Thread overview
Capturing by value in the thread
Oct 18
Kagamin
Oct 19
mzfhhhh
October 18

It seems [=] functionality C++ does not exist in D.
By using a helper function I made that example work.


import std.stdio;

auto localFoo(int x) {
    return (){ return x;};
}

void main() {
    int x = 10;

    auto lambda = (int capturedX = x) {
        writeln("Captured reference : ", capturedX);
    };

    auto localFoo = localFoo(x);

    x = 20;
    writeln(localFoo());// Outputs: Captured value: 10 --> That is what I need
    lambda();     // Outputs: 20

}

But when I trying the same technique on std.Thread it does not work.

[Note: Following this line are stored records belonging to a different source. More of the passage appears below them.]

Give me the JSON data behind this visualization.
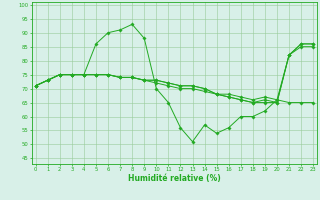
{
  "xlabel": "Humidité relative (%)",
  "xlim": [
    -0.3,
    23.3
  ],
  "ylim": [
    43,
    101
  ],
  "yticks": [
    45,
    50,
    55,
    60,
    65,
    70,
    75,
    80,
    85,
    90,
    95,
    100
  ],
  "xticks": [
    0,
    1,
    2,
    3,
    4,
    5,
    6,
    7,
    8,
    9,
    10,
    11,
    12,
    13,
    14,
    15,
    16,
    17,
    18,
    19,
    20,
    21,
    22,
    23
  ],
  "line_color": "#22aa22",
  "bg_color": "#d8f0e8",
  "grid_color": "#99cc99",
  "series": [
    [
      71,
      73,
      75,
      75,
      75,
      86,
      90,
      91,
      93,
      88,
      70,
      65,
      56,
      51,
      57,
      54,
      56,
      60,
      60,
      62,
      66,
      65,
      65,
      65
    ],
    [
      71,
      73,
      75,
      75,
      75,
      75,
      75,
      74,
      74,
      73,
      72,
      71,
      70,
      70,
      69,
      68,
      67,
      66,
      65,
      65,
      65,
      82,
      85,
      85
    ],
    [
      71,
      73,
      75,
      75,
      75,
      75,
      75,
      74,
      74,
      73,
      73,
      72,
      71,
      71,
      70,
      68,
      67,
      66,
      65,
      66,
      65,
      82,
      86,
      86
    ],
    [
      71,
      73,
      75,
      75,
      75,
      75,
      75,
      74,
      74,
      73,
      73,
      72,
      71,
      71,
      70,
      68,
      68,
      67,
      66,
      67,
      66,
      82,
      86,
      86
    ]
  ]
}
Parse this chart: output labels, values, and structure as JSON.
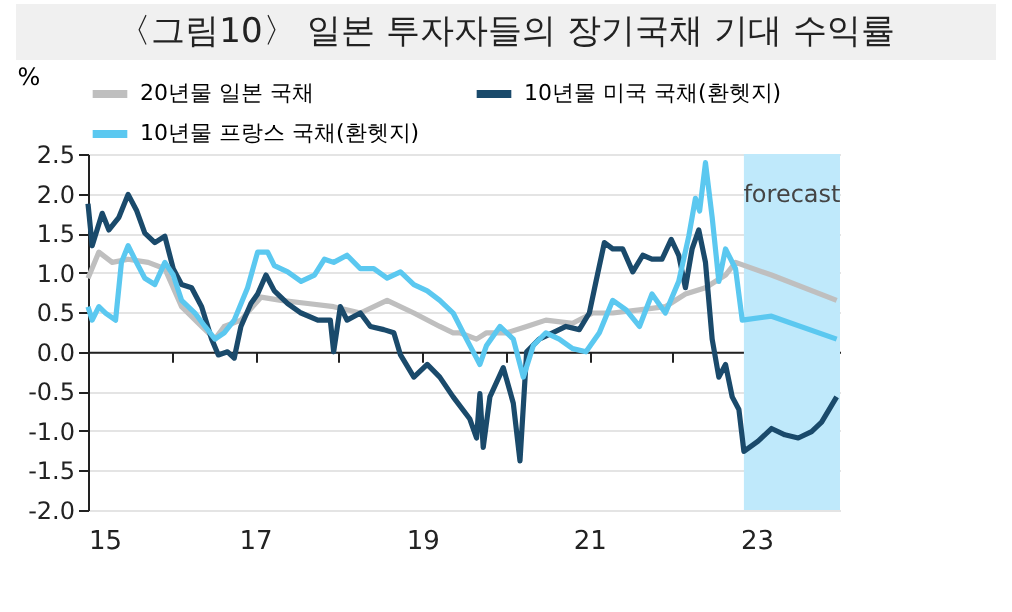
{
  "chart_data": {
    "type": "line",
    "title": "〈그림10〉 일본 투자자들의 장기국채 기대 수익률",
    "ylabel": "%",
    "xlim": [
      2015,
      2024
    ],
    "xticks": [
      {
        "value": 2015,
        "label": "15"
      },
      {
        "value": 2016,
        "label": null
      },
      {
        "value": 2017,
        "label": "17"
      },
      {
        "value": 2018,
        "label": null
      },
      {
        "value": 2019,
        "label": "19"
      },
      {
        "value": 2020,
        "label": null
      },
      {
        "value": 2021,
        "label": "21"
      },
      {
        "value": 2022,
        "label": null
      },
      {
        "value": 2023,
        "label": "23"
      }
    ],
    "ylim": [
      -2,
      2.5
    ],
    "yticks": [
      {
        "value": -2,
        "label": "-2.0"
      },
      -1.5,
      {
        "value": -1,
        "label": "-1.0"
      },
      -0.5,
      {
        "value": 0,
        "label": "0.0"
      },
      0.5,
      {
        "value": 1,
        "label": "1.0"
      },
      1.5,
      {
        "value": 2,
        "label": "2.0"
      },
      2.5
    ],
    "grid": "y",
    "legend": "top",
    "line_style": "solid",
    "marker": "none",
    "bands": [
      {
        "axis": "x",
        "from": 2022.85,
        "to": 2024,
        "label": "forecast",
        "color": "#bfe9fb"
      }
    ],
    "series": [
      {
        "name": "20년물 일본 국채",
        "color": "#bfbfbf",
        "x": [
          2015.0,
          2015.13,
          2015.29,
          2015.48,
          2015.72,
          2015.92,
          2016.12,
          2016.36,
          2016.52,
          2016.63,
          2016.83,
          2017.07,
          2017.31,
          2017.63,
          2017.94,
          2018.26,
          2018.58,
          2018.9,
          2019.21,
          2019.37,
          2019.45,
          2019.65,
          2019.77,
          2020.01,
          2020.25,
          2020.48,
          2020.8,
          2021.04,
          2021.28,
          2021.6,
          2021.91,
          2022.15,
          2022.39,
          2022.63,
          2022.75,
          2023.18,
          2023.96
        ],
        "values": [
          0.93,
          1.26,
          1.13,
          1.17,
          1.13,
          1.05,
          0.57,
          0.32,
          0.16,
          0.32,
          0.4,
          0.69,
          0.65,
          0.61,
          0.57,
          0.49,
          0.65,
          0.49,
          0.32,
          0.24,
          0.24,
          0.16,
          0.24,
          0.24,
          0.32,
          0.4,
          0.36,
          0.49,
          0.49,
          0.53,
          0.57,
          0.73,
          0.81,
          0.97,
          1.13,
          0.97,
          0.65
        ]
      },
      {
        "name": "10년물 미국 국채(환헷지)",
        "color": "#1a4a6b",
        "x": [
          2015.0,
          2015.05,
          2015.17,
          2015.25,
          2015.37,
          2015.48,
          2015.58,
          2015.68,
          2015.8,
          2015.92,
          2016.02,
          2016.12,
          2016.24,
          2016.36,
          2016.48,
          2016.56,
          2016.67,
          2016.75,
          2016.83,
          2016.95,
          2017.03,
          2017.13,
          2017.23,
          2017.39,
          2017.55,
          2017.75,
          2017.9,
          2017.94,
          2018.02,
          2018.1,
          2018.26,
          2018.38,
          2018.54,
          2018.66,
          2018.74,
          2018.9,
          2019.06,
          2019.21,
          2019.37,
          2019.57,
          2019.65,
          2019.69,
          2019.73,
          2019.81,
          2019.97,
          2020.09,
          2020.17,
          2020.25,
          2020.4,
          2020.56,
          2020.72,
          2020.88,
          2021.0,
          2021.08,
          2021.18,
          2021.28,
          2021.4,
          2021.52,
          2021.64,
          2021.75,
          2021.87,
          2021.98,
          2022.07,
          2022.15,
          2022.23,
          2022.31,
          2022.39,
          2022.47,
          2022.55,
          2022.63,
          2022.71,
          2022.79,
          2022.85,
          2023.02,
          2023.18,
          2023.34,
          2023.5,
          2023.66,
          2023.78,
          2023.96
        ],
        "values": [
          1.87,
          1.34,
          1.75,
          1.54,
          1.7,
          1.99,
          1.79,
          1.5,
          1.38,
          1.46,
          1.05,
          0.85,
          0.81,
          0.57,
          0.16,
          -0.04,
          0,
          -0.08,
          0.32,
          0.61,
          0.73,
          0.97,
          0.77,
          0.61,
          0.49,
          0.4,
          0.4,
          0,
          0.57,
          0.4,
          0.49,
          0.32,
          0.28,
          0.24,
          -0.04,
          -0.32,
          -0.16,
          -0.32,
          -0.57,
          -0.85,
          -1.09,
          -0.53,
          -1.21,
          -0.57,
          -0.2,
          -0.65,
          -1.38,
          0,
          0.16,
          0.24,
          0.32,
          0.28,
          0.49,
          0.89,
          1.38,
          1.3,
          1.3,
          1.01,
          1.22,
          1.17,
          1.17,
          1.42,
          1.22,
          0.81,
          1.3,
          1.54,
          1.13,
          0.16,
          -0.32,
          -0.16,
          -0.57,
          -0.73,
          -1.26,
          -1.13,
          -0.97,
          -1.05,
          -1.09,
          -1.01,
          -0.89,
          -0.57
        ]
      },
      {
        "name": "10년물 프랑스 국채(환헷지)",
        "color": "#5bc8f0",
        "x": [
          2015.0,
          2015.05,
          2015.13,
          2015.21,
          2015.33,
          2015.4,
          2015.48,
          2015.58,
          2015.68,
          2015.8,
          2015.92,
          2016.02,
          2016.12,
          2016.28,
          2016.4,
          2016.52,
          2016.63,
          2016.75,
          2016.91,
          2017.03,
          2017.15,
          2017.23,
          2017.39,
          2017.55,
          2017.71,
          2017.83,
          2017.94,
          2018.1,
          2018.26,
          2018.42,
          2018.58,
          2018.74,
          2018.9,
          2019.06,
          2019.21,
          2019.37,
          2019.53,
          2019.65,
          2019.69,
          2019.77,
          2019.93,
          2020.09,
          2020.21,
          2020.33,
          2020.48,
          2020.64,
          2020.8,
          2020.96,
          2021.12,
          2021.28,
          2021.44,
          2021.6,
          2021.75,
          2021.91,
          2022.07,
          2022.19,
          2022.27,
          2022.32,
          2022.39,
          2022.47,
          2022.55,
          2022.63,
          2022.75,
          2022.83,
          2023.18,
          2023.96
        ],
        "values": [
          0.57,
          0.4,
          0.57,
          0.49,
          0.4,
          1.13,
          1.34,
          1.13,
          0.93,
          0.85,
          1.13,
          0.97,
          0.65,
          0.49,
          0.32,
          0.16,
          0.24,
          0.4,
          0.81,
          1.26,
          1.26,
          1.09,
          1.01,
          0.89,
          0.97,
          1.17,
          1.13,
          1.22,
          1.05,
          1.05,
          0.93,
          1.01,
          0.85,
          0.77,
          0.65,
          0.49,
          0.16,
          -0.08,
          -0.16,
          0.08,
          0.32,
          0.16,
          -0.32,
          0.08,
          0.24,
          0.16,
          0.04,
          0,
          0.24,
          0.65,
          0.53,
          0.32,
          0.73,
          0.49,
          0.89,
          1.46,
          1.94,
          1.78,
          2.39,
          1.7,
          0.89,
          1.3,
          1.05,
          0.4,
          0.45,
          0.16
        ]
      }
    ]
  }
}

Always reference is being captured.



void InitCurrencies()
    {
        auto captureFuction(int index)
        {
            return (){
                auto localIndex = index;
                string[] currentChunk = ChunkedExchangePairNames(localIndex);
                writeln("Thread index: ", localIndex, " pairs:
 ", currentChunk.join(";"));
                foreach (exchangeName; currentChunk)
                    Connect(exchangeName, WebSocketType.All);
                WebSocket.eventLoop(localLoopExited);
            };
        }

        for(int i = 0; i < m_ThreadCount; i++)
        {
            auto work = captureFuction(i);
            auto worker = new Thread({
                work();
            });
            m_workerList ~= worker;
        }

        foreach(worker; m_workerList)
        {
            worker.start();
        }
    }

writeln("Thread index: ", localIndex, " pairs: ", currentChunk.join(";"))
Always prints the last value of my for loop.

Is there a way to capture the value on anonymous function which is being passed t std.Thread

October 18

this works for me

void aa()
{
	void delegate()[] items;

	auto captureFuction(int index)
	{
		return (){
			auto localIndex = index;
			writeln("index: ", localIndex);
		};
	}

	for(int i = 0; i < 10; i++)
	{
		auto work = captureFuction(i);
		items ~= work;
	}

	foreach(worker; items)
	{
		worker();
	}
}
int main()
{
    aa();
    return 0;
}
October 19

On Friday, 18 October 2024 at 12:07:24 UTC, Kadir Erdem Demir wrote:

>

It seems [=] functionality C++ does not exist in D.

No, D does not have this functionality.

>

By using a helper function I made that example work.


import std.stdio;

auto localFoo(int x) {
    return (){ return x;};
}

void main() {
    int x = 10;

    auto lambda = (int capturedX = x) {
        writeln("Captured reference : ", capturedX);
    };

    auto localFoo = localFoo(x);

    x = 20;
    writeln(localFoo());// Outputs: Captured value: 10 --> That is what I need
    lambda();     // Outputs: 20

}

D captures all closures via allocation onto the heap. Using localFoo is the correct way to do this.

For nested functions, it has a reference to the outer stack frame, this is different.

But your example is even different, a default parameter means "pass this parameter if none is passed". So your call to lambda() is treated as if you wrote lambda(x). It's not captured on definition, it's passed on usage.

>

But when I trying the same technique on std.Thread it does not work. Always reference is being captured.



void InitCurrencies()
    {
        auto captureFuction(int index)
        {
            return (){
                auto localIndex = index;
                string[] currentChunk = ChunkedExchangePairNames(localIndex);
                writeln("Thread index: ", localIndex, " pairs:
 ", currentChunk.join(";"));
                foreach (exchangeName; currentChunk)
                    Connect(exchangeName, WebSocketType.All);
                WebSocket.eventLoop(localLoopExited);
            };
        }

        for(int i = 0; i < m_ThreadCount; i++)
        {
            auto work = captureFuction(i);
            auto worker = new Thread({
                work();
            });
            m_workerList ~= worker;
        }

        foreach(worker; m_workerList)
        {
            worker.start();
        }
    }

writeln("Thread index: ", localIndex, " pairs: ", currentChunk.join(";"))
Always prints the last value of my for loop.

In this case, you are passing in a local anonymous function which uses the stack frame pointer to find the value stored at work. This value gets changed each time through the loop.

What you need to do is simply pass the work function into the thread:

auto worker = new Thread(work);

This copies the lambda by value into the Thread, and then you can change work, it won't affect that copy.

Note that it is a very long standing issue that closures are not done based on the full scope of everything -- only the stack frame of the function is used.

-Steve

October 19

On Friday, 18 October 2024 at 12:07:24 UTC, Kadir Erdem Demir wrote:

>

It seems [=] functionality C++ does not exist in D.
By using a helper function I made that example work.

[...]

Because 'work' is captured, it is allocated on the heap.
The loops are all assigning values to this 'work' in the heap.

The values in front of 'work' are all overwritten,
so after the thread runs, it prints the last value.